I have a 58-year-old body, which is slightly worn, and a Specialized XC, which is just fine. Recent XC rides, particularly February’s Talgarth Red in very wet, energy-sapping conditions leave me feeling particularly and worryingly exhausted. I seem to be OK with the short, hard and technical sections but interestingly found the on-road, constant output, section at the end tiring. The day after Talgarth I had a headache, which I have experienced before and I presume might be related to dehydration, and I still felt too exhausted to ride again. I had pasta the night before, ate porridge in the morning and drank energy drink during the ride. During the ride I ate a couple of banana sandwiches and 1.5 energy bars. I am weigh about 64kg, which is average for my height. I don’t ride every day but in the best weeks in the good weather months I will ride about 40 miles to & from work and have an evening group ride of perhaps 15 miles. I will ride a demanding XC ride once a month. In the summer I ride hard off-roads in the Alps. What do you think the reasons for the exhausted feeling and the headaches might be and what do you think I can do about it?

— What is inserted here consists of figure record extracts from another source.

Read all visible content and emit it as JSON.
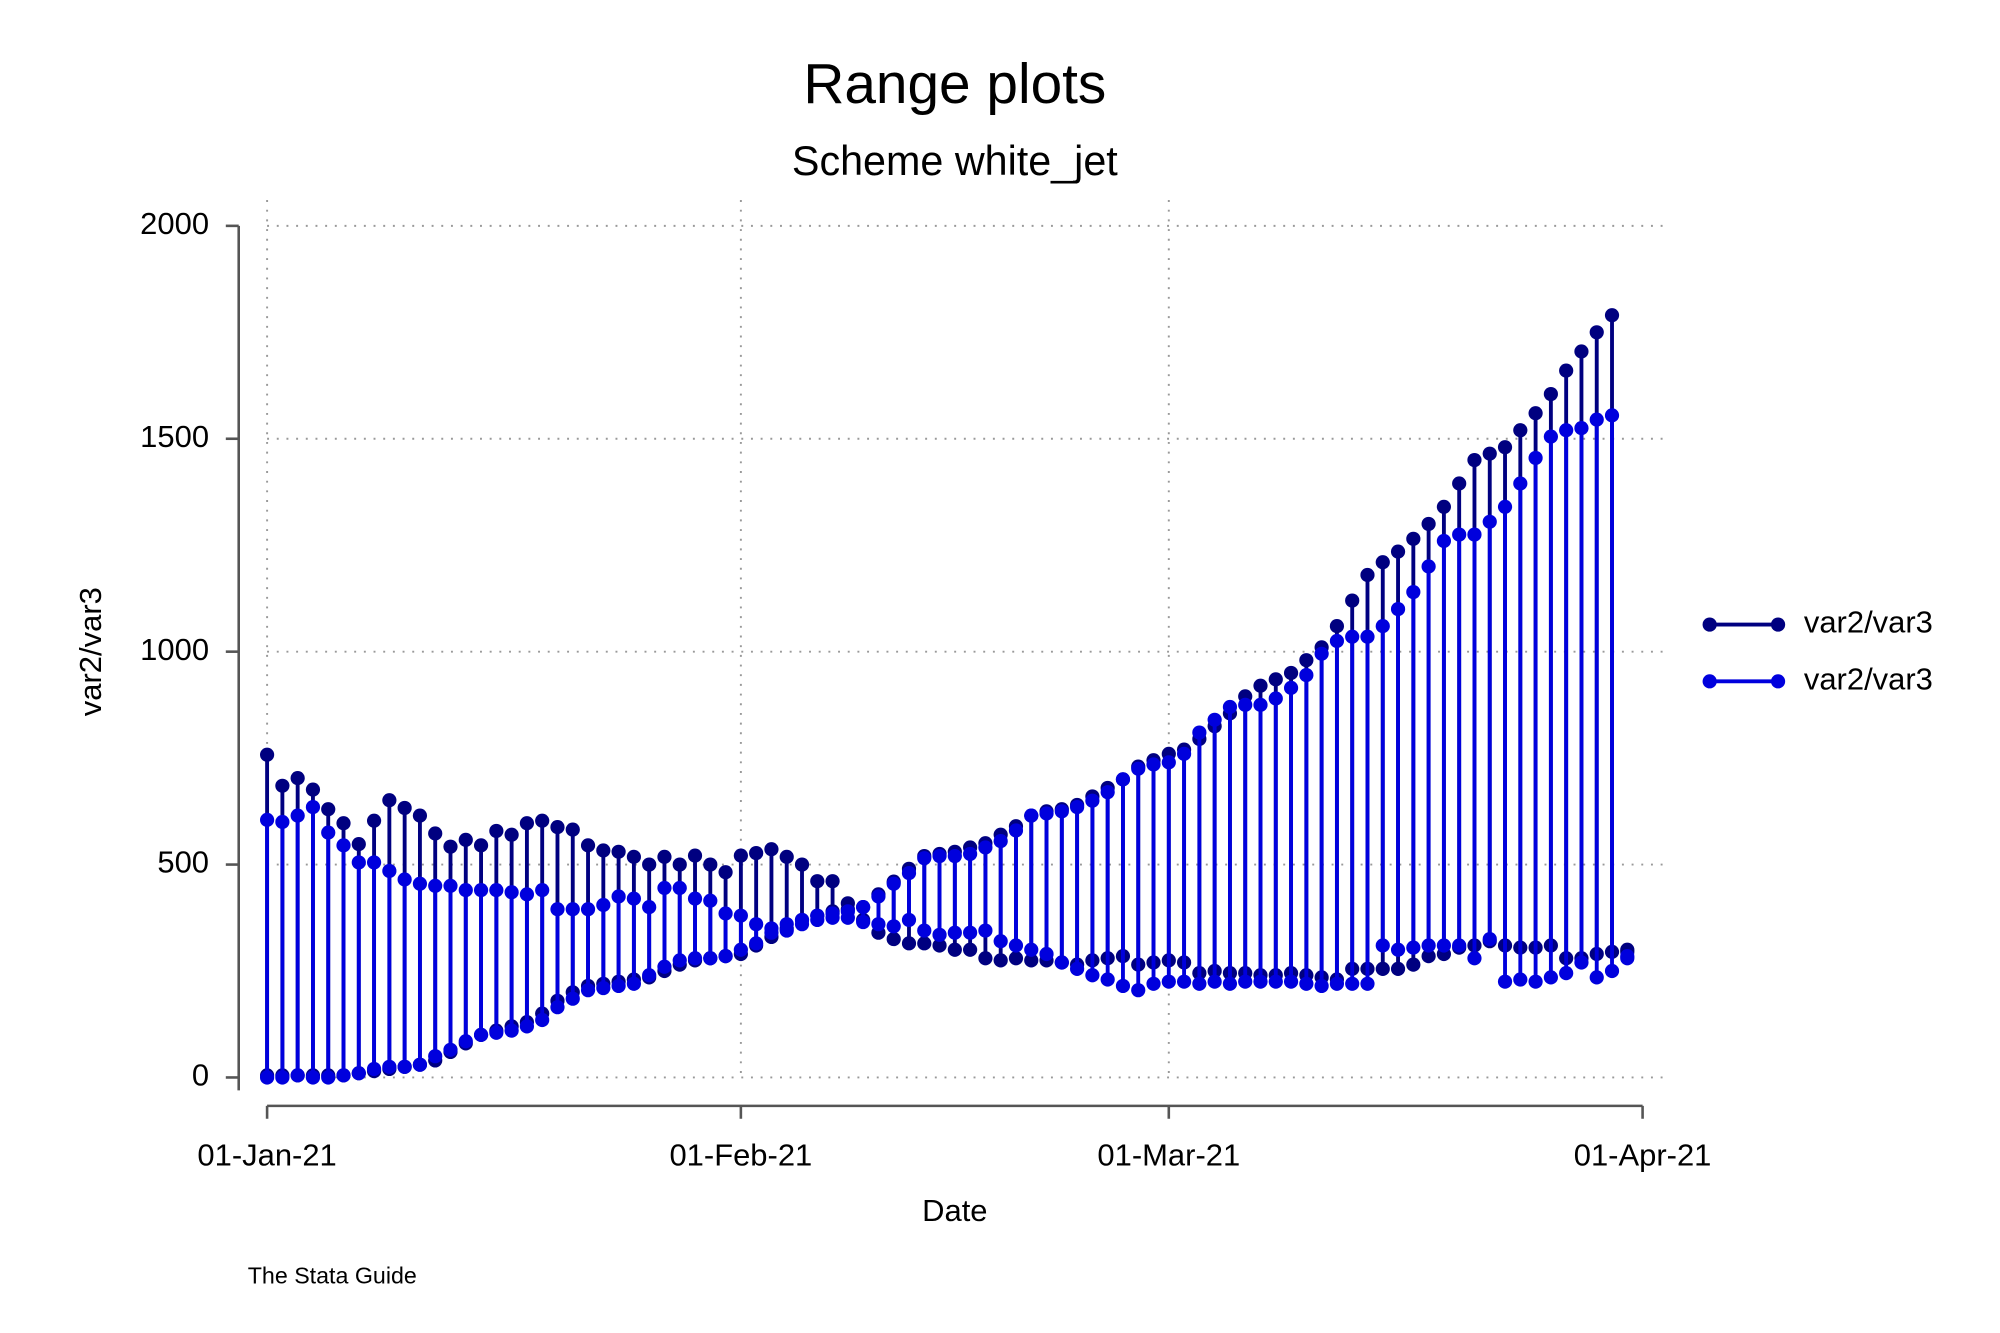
{
  "chart_data": {
    "type": "range",
    "title": "Range plots",
    "subtitle": "Scheme white_jet",
    "xlabel": "Date",
    "ylabel": "var2/var3",
    "note": "The Stata Guide",
    "legend": "right",
    "grid": true,
    "x": [
      "2021-01-01",
      "2021-01-02",
      "2021-01-03",
      "2021-01-04",
      "2021-01-05",
      "2021-01-06",
      "2021-01-07",
      "2021-01-08",
      "2021-01-09",
      "2021-01-10",
      "2021-01-11",
      "2021-01-12",
      "2021-01-13",
      "2021-01-14",
      "2021-01-15",
      "2021-01-16",
      "2021-01-17",
      "2021-01-18",
      "2021-01-19",
      "2021-01-20",
      "2021-01-21",
      "2021-01-22",
      "2021-01-23",
      "2021-01-24",
      "2021-01-25",
      "2021-01-26",
      "2021-01-27",
      "2021-01-28",
      "2021-01-29",
      "2021-01-30",
      "2021-01-31",
      "2021-02-01",
      "2021-02-02",
      "2021-02-03",
      "2021-02-04",
      "2021-02-05",
      "2021-02-06",
      "2021-02-07",
      "2021-02-08",
      "2021-02-09",
      "2021-02-10",
      "2021-02-11",
      "2021-02-12",
      "2021-02-13",
      "2021-02-14",
      "2021-02-15",
      "2021-02-16",
      "2021-02-17",
      "2021-02-18",
      "2021-02-19",
      "2021-02-20",
      "2021-02-21",
      "2021-02-22",
      "2021-02-23",
      "2021-02-24",
      "2021-02-25",
      "2021-02-26",
      "2021-02-27",
      "2021-02-28",
      "2021-03-01",
      "2021-03-02",
      "2021-03-03",
      "2021-03-04",
      "2021-03-05",
      "2021-03-06",
      "2021-03-07",
      "2021-03-08",
      "2021-03-09",
      "2021-03-10",
      "2021-03-11",
      "2021-03-12",
      "2021-03-13",
      "2021-03-14",
      "2021-03-15",
      "2021-03-16",
      "2021-03-17",
      "2021-03-18",
      "2021-03-19",
      "2021-03-20",
      "2021-03-21",
      "2021-03-22",
      "2021-03-23",
      "2021-03-24",
      "2021-03-25",
      "2021-03-26",
      "2021-03-27",
      "2021-03-28",
      "2021-03-29",
      "2021-03-30",
      "2021-03-31"
    ],
    "xlim": [
      "2021-01-01",
      "2021-04-01"
    ],
    "xticks": [
      {
        "value": "2021-01-01",
        "label": "01-Jan-21"
      },
      {
        "value": "2021-02-01",
        "label": "01-Feb-21"
      },
      {
        "value": "2021-03-01",
        "label": "01-Mar-21"
      },
      {
        "value": "2021-04-01",
        "label": "01-Apr-21"
      }
    ],
    "ylim": [
      0,
      2000
    ],
    "yticks": [
      0,
      500,
      1000,
      1500,
      2000
    ],
    "series": [
      {
        "name": "var2/var3",
        "color": "#000080",
        "low": [
          5,
          5,
          5,
          5,
          5,
          5,
          10,
          15,
          20,
          25,
          30,
          40,
          60,
          80,
          100,
          110,
          120,
          130,
          150,
          180,
          200,
          215,
          220,
          225,
          230,
          235,
          250,
          265,
          275,
          280,
          285,
          290,
          310,
          330,
          350,
          370,
          380,
          390,
          395,
          370,
          340,
          325,
          315,
          315,
          310,
          300,
          300,
          280,
          275,
          280,
          275,
          275,
          270,
          265,
          275,
          280,
          285,
          265,
          270,
          275,
          270,
          245,
          250,
          245,
          245,
          240,
          240,
          245,
          240,
          235,
          230,
          255,
          255,
          255,
          255,
          265,
          285,
          290,
          305,
          310,
          320,
          310,
          305,
          305,
          310,
          280,
          280,
          290,
          295,
          295
        ],
        "high": [
          758,
          685,
          703,
          676,
          630,
          597,
          548,
          603,
          651,
          633,
          615,
          573,
          542,
          558,
          545,
          579,
          570,
          597,
          603,
          588,
          582,
          545,
          533,
          530,
          518,
          500,
          518,
          500,
          521,
          500,
          482,
          521,
          527,
          536,
          518,
          500,
          461,
          461,
          409,
          400,
          430,
          460,
          490,
          520,
          525,
          530,
          540,
          550,
          570,
          590,
          615,
          625,
          630,
          640,
          660,
          680,
          700,
          730,
          745,
          760,
          770,
          795,
          825,
          855,
          895,
          920,
          935,
          950,
          980,
          1010,
          1060,
          1120,
          1180,
          1210,
          1235,
          1265,
          1300,
          1340,
          1395,
          1450,
          1465,
          1480,
          1520,
          1560,
          1605,
          1660,
          1705,
          1750,
          1790,
          300
        ]
      },
      {
        "name": "var2/var3",
        "color": "#0000dd",
        "low": [
          0,
          0,
          5,
          0,
          0,
          5,
          10,
          20,
          25,
          25,
          30,
          50,
          65,
          85,
          100,
          105,
          110,
          120,
          135,
          165,
          185,
          205,
          210,
          215,
          220,
          240,
          260,
          275,
          280,
          280,
          285,
          300,
          315,
          340,
          345,
          360,
          370,
          375,
          375,
          365,
          360,
          355,
          370,
          345,
          335,
          340,
          340,
          345,
          320,
          310,
          300,
          290,
          270,
          255,
          240,
          230,
          215,
          205,
          220,
          225,
          225,
          220,
          225,
          220,
          225,
          225,
          225,
          225,
          220,
          215,
          220,
          220,
          220,
          310,
          300,
          305,
          310,
          310,
          310,
          280,
          325,
          225,
          230,
          225,
          235,
          245,
          270,
          235,
          250,
          280
        ],
        "high": [
          605,
          600,
          615,
          635,
          575,
          545,
          505,
          505,
          485,
          465,
          455,
          450,
          450,
          440,
          440,
          440,
          435,
          430,
          440,
          395,
          395,
          395,
          405,
          425,
          420,
          400,
          445,
          445,
          420,
          415,
          385,
          380,
          360,
          350,
          360,
          370,
          380,
          385,
          390,
          400,
          425,
          455,
          480,
          515,
          520,
          520,
          525,
          540,
          555,
          580,
          615,
          620,
          625,
          635,
          650,
          670,
          700,
          725,
          735,
          740,
          760,
          810,
          840,
          870,
          875,
          875,
          890,
          915,
          945,
          995,
          1025,
          1035,
          1035,
          1060,
          1100,
          1140,
          1200,
          1260,
          1275,
          1275,
          1305,
          1340,
          1395,
          1455,
          1505,
          1520,
          1525,
          1545,
          1555,
          285
        ]
      }
    ]
  }
}
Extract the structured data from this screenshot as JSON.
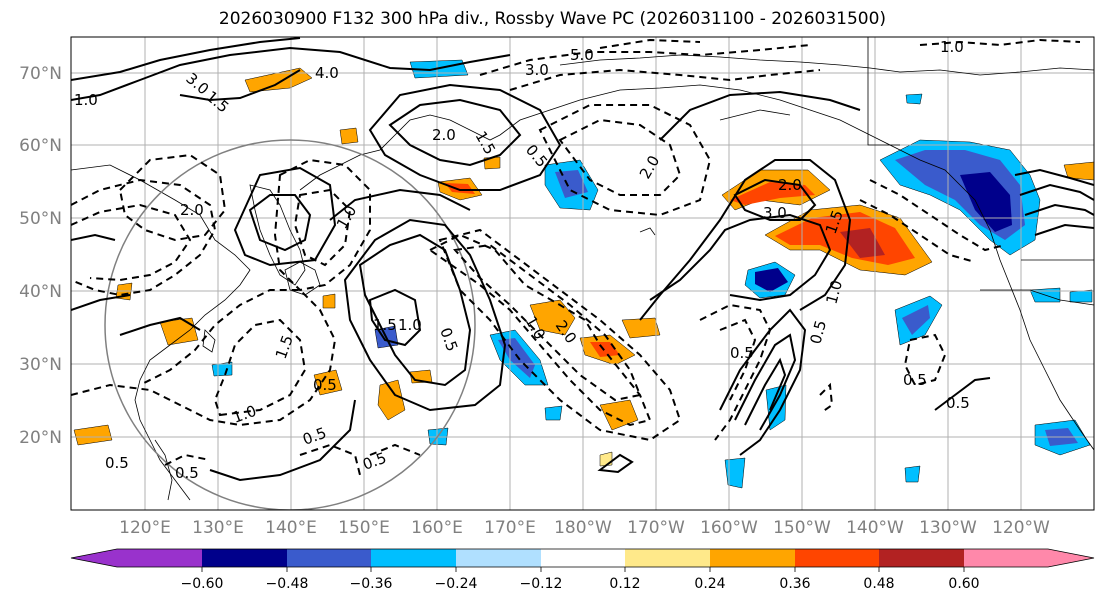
{
  "title": "2026030900 F132 300 hPa div., Rossby Wave PC (2026031100 - 2026031500)",
  "lat_labels": [
    "70°N",
    "60°N",
    "50°N",
    "40°N",
    "30°N",
    "20°N"
  ],
  "lon_labels": [
    "120°E",
    "130°E",
    "140°E",
    "150°E",
    "160°E",
    "170°E",
    "180°W",
    "170°W",
    "160°W",
    "150°W",
    "140°W",
    "130°W",
    "120°W"
  ],
  "colorbar": {
    "colors": [
      "#9932cc",
      "#00008b",
      "#3a5bcc",
      "#00bfff",
      "#b0e0ff",
      "#ffffff",
      "#ffe98a",
      "#ffa500",
      "#ff4500",
      "#b22222",
      "#ff88aa"
    ],
    "tick_labels": [
      "−0.60",
      "−0.48",
      "−0.36",
      "−0.24",
      "−0.12",
      "0.12",
      "0.24",
      "0.36",
      "0.48",
      "0.60"
    ]
  },
  "contour_labels": [
    "1.0",
    "3.0",
    "1.5",
    "4.0",
    "5.0",
    "3.0",
    "1.0",
    "2.0",
    "1.5",
    "0.5",
    "2.0",
    "3.0",
    "2.0",
    "1.5",
    "0.5",
    "1.0",
    "0.5",
    "1.0",
    "2.0",
    "1.5",
    "1.0",
    "0.5",
    "2.0",
    "0.5",
    "0.5",
    "1.0",
    "0.5",
    "0.5",
    "1.0",
    "1.5",
    "0.5",
    "0.5",
    "0.5"
  ]
}
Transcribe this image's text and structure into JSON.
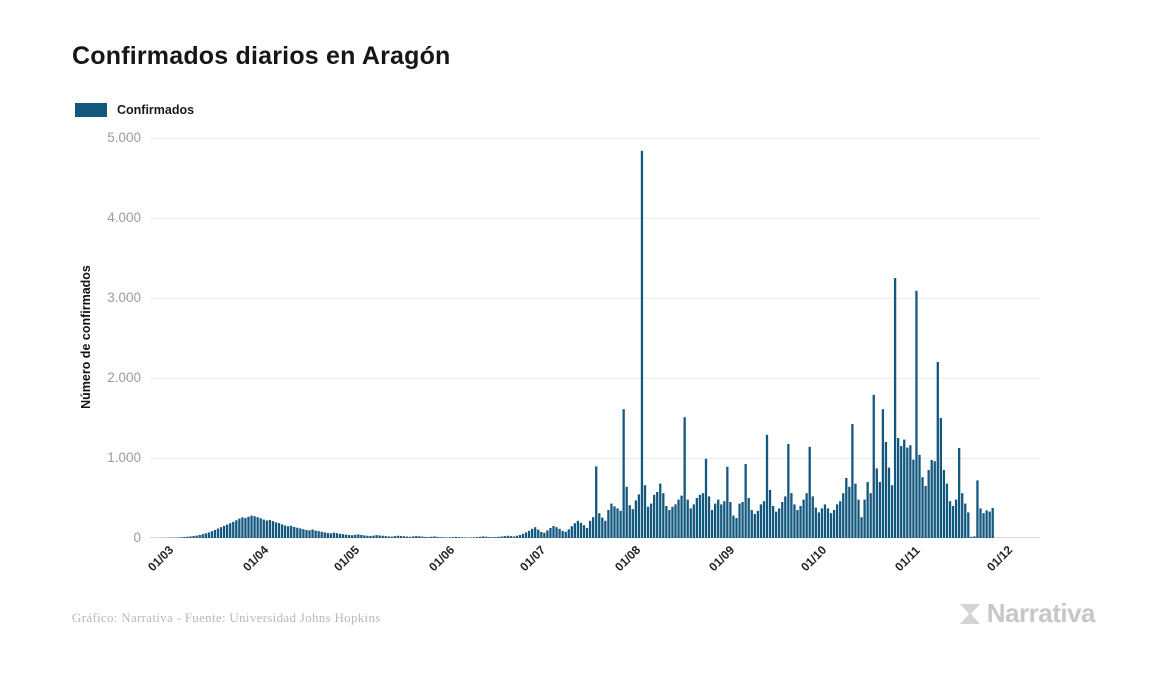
{
  "title": "Confirmados diarios en Aragón",
  "legend": {
    "label": "Confirmados",
    "color": "#13587F"
  },
  "y_axis": {
    "title": "Número de confirmados",
    "tick_labels": [
      "5.000",
      "4.000",
      "3.000",
      "2.000",
      "1.000",
      "0"
    ],
    "max": 5000
  },
  "x_axis": {
    "tick_labels": [
      "01/03",
      "01/04",
      "01/05",
      "01/06",
      "01/07",
      "01/08",
      "01/09",
      "01/10",
      "01/11",
      "01/12"
    ]
  },
  "footer": {
    "credit": "Gráfico: Narrativa - Fuente: Universidad Johns Hopkins",
    "brand": "Narrativa"
  },
  "colors": {
    "bar": "#13587F",
    "grid": "#ececec",
    "axis_line": "#d9d9d9",
    "ytick_text": "#9b9b9b",
    "xtick_text": "#222222",
    "brand_gray": "#c7c7c7",
    "brand_mark": "#d4d4d4"
  },
  "chart_data": {
    "type": "bar",
    "title": "Confirmados diarios en Aragón",
    "xlabel": "",
    "ylabel": "Número de confirmados",
    "ylim": [
      0,
      5000
    ],
    "grid": true,
    "legend_position": "top-left",
    "series_name": "Confirmados",
    "x_unit": "day",
    "x_tick_labels": [
      "01/03",
      "01/04",
      "01/05",
      "01/06",
      "01/07",
      "01/08",
      "01/09",
      "01/10",
      "01/11",
      "01/12"
    ],
    "month_tick_day_offsets": [
      0,
      31,
      61,
      92,
      122,
      153,
      184,
      214,
      245,
      275
    ],
    "n_points": 275,
    "values": [
      0,
      0,
      1,
      1,
      2,
      3,
      4,
      6,
      9,
      12,
      16,
      20,
      25,
      30,
      38,
      48,
      58,
      70,
      85,
      100,
      118,
      135,
      152,
      168,
      185,
      202,
      222,
      242,
      258,
      250,
      266,
      280,
      272,
      260,
      246,
      230,
      218,
      226,
      212,
      196,
      186,
      170,
      156,
      146,
      152,
      138,
      128,
      120,
      110,
      100,
      96,
      106,
      92,
      86,
      78,
      70,
      62,
      58,
      66,
      60,
      52,
      48,
      42,
      38,
      34,
      40,
      45,
      38,
      32,
      28,
      25,
      30,
      36,
      32,
      28,
      24,
      20,
      18,
      24,
      28,
      25,
      22,
      18,
      15,
      20,
      26,
      22,
      18,
      14,
      12,
      16,
      20,
      14,
      10,
      8,
      6,
      9,
      12,
      15,
      11,
      8,
      6,
      4,
      5,
      8,
      12,
      16,
      20,
      16,
      12,
      9,
      11,
      15,
      19,
      24,
      28,
      24,
      20,
      28,
      38,
      52,
      70,
      90,
      115,
      135,
      105,
      75,
      65,
      95,
      125,
      150,
      135,
      115,
      88,
      78,
      108,
      148,
      185,
      215,
      190,
      160,
      125,
      215,
      260,
      895,
      310,
      255,
      215,
      350,
      430,
      395,
      370,
      340,
      1610,
      640,
      410,
      360,
      470,
      545,
      4840,
      660,
      390,
      430,
      540,
      575,
      680,
      560,
      400,
      350,
      390,
      420,
      480,
      530,
      1510,
      480,
      370,
      420,
      500,
      540,
      560,
      990,
      520,
      350,
      430,
      480,
      420,
      460,
      890,
      450,
      280,
      250,
      430,
      450,
      925,
      500,
      350,
      300,
      340,
      420,
      460,
      1290,
      600,
      400,
      330,
      370,
      450,
      520,
      1175,
      560,
      420,
      350,
      400,
      480,
      560,
      1140,
      520,
      380,
      320,
      370,
      420,
      370,
      310,
      350,
      420,
      460,
      560,
      750,
      640,
      1425,
      680,
      480,
      260,
      480,
      700,
      560,
      1790,
      870,
      700,
      1610,
      1200,
      880,
      660,
      3250,
      1250,
      1150,
      1230,
      1130,
      1160,
      980,
      3090,
      1040,
      760,
      650,
      850,
      975,
      960,
      2200,
      1500,
      850,
      680,
      460,
      400,
      480,
      1125,
      560,
      430,
      320,
      15,
      20,
      720,
      370,
      310,
      345,
      330,
      375
    ]
  }
}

Maurice (Bart) Bartishel, Kenilworth
I think this is one best addressed to your GP. From what you say you are doing most things right, eating well, staying hydrated and having easy days between your hard days of riding. Nothing obvious stands out as a cause of your fatigue and headaches. It could simply be a case of you placing higher demands on your body than it is fit to cope with — a long tough ride in the wet leaves even the hardiest of riders feeling knackered. However as you refer to your fatigue as worrying it is obviously worse than you are used to, or expect for the type of riding you do. Sometimes riders suffer “over-training” if they ride too much with insuffient time for recovery. Feeling as you do a couple of weeks completely off the bike would be a good idea then start building back up slowly. Fatigue can have any number of factors. A quick chat with the docs should help put your mind at rest and they may be able to suggest a cause. It would be irresponsible of us to try and hazard a guess or suggest a quick fix on the information you’ve given us.
Whenever I go in my local bike shop I’m confronted by racks of energy bars and jars of powder, what I’m wondering is do I really need an energy bar that costs a quid? Does a mars bar and a bottle of squash get the same result for a fraction of the price?
N. Rice, Preston
Sports drinks and energy bars are specifically designed for getting you the right balance of fuel in a highly absorbable package that works when you are riding hard. For racers the balance of performance over cost makes them worthwhile. They definitely do have the edge over a mars bar when you are pushing to your limits. However if you are just hacking about you can get by without and for casual riding palatability is more of an issue; if you are racing you don’t give a monkey’s about the taste because your taste buds have gone into meltdown and everything tastes rank. Even so there are better alternatives to a Mars bar, which are still cheap and taste good. Malt loaf, cereal bars, banana’s, jam and peanut butter sandwiches all work well. An energy drink is probably more useful if you are tempted to part with some cash. For long rides or hot days they help with supplying energy and replacing the salts lost through sweat keeping your body in balance. This can help prevent cramps and dehydration — you will notice the difference if you are riding moderately hard for an hour or more.